Photography And Half-Thoughts By Mitchell Hegman

...because some of it is pretty and some of it is not.

Saturday, January 30, 2016

The Ice Fishermen, Part 1


This time of year, when the sun is just beginning to brush color against the eastern horizon, the ice fishermen come crawling across the flat expanse of lake ice below my house.  A few arrive on cross country skis, but most come skittering on four-wheelers.

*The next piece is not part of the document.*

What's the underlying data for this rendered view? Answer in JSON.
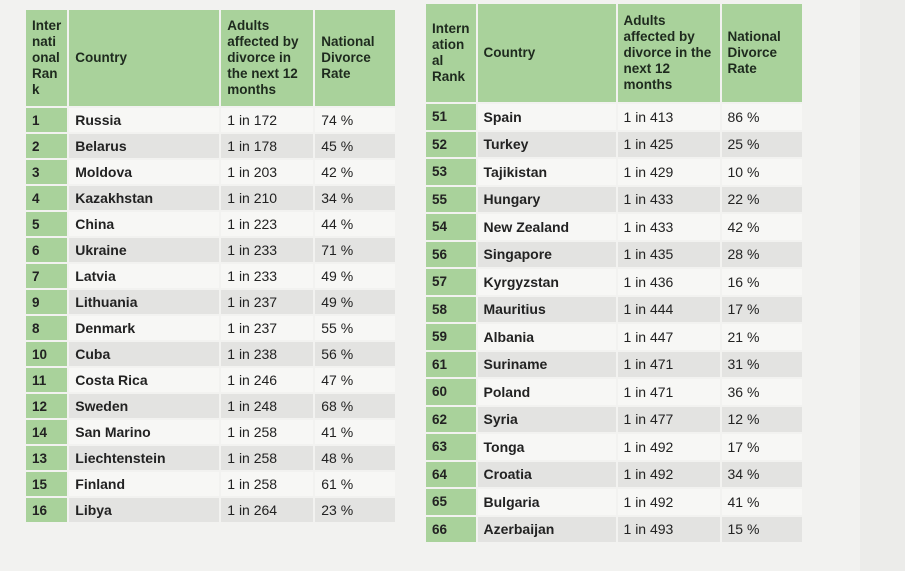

They are like gypsies, the ice fishermen.  Many come in small caravans, towing sleds, trailers, and collapsible ice houses behind their machines.  By the event of full light, temporary camps appear on the snow-covered lake.  The accelerated drone of ice augers penetrating the sixteen inches of ice fills the air.  Fishermen gather into clusters around holes or cycle in and out of fully assembled ice houses.  Sometimes, dogs or small children wander around the edges of the camps.

On calm days, if I step outside my back door, I can hear the fishermen talking from a distance of a half-mile.  I might hear the celebratory calls when a fish is pulled up through the ice.

Throughout the day, fishermen come and go, roving the ice for a while, settling, roving again.  Each solitary figure or group on a time-schedule different from the next.  By the end of the day, long before the sun touches the Rocky Mountains, most fishermen have crawled back into the mountainous landscape again.  The ice once again becomes an empty expanse of white.

Posted is a photograph I took of the lake just now.  Only a few fishermen are on the ice at this early hour.  They are but spots on the lower right hand side.  The camps are yet on their way.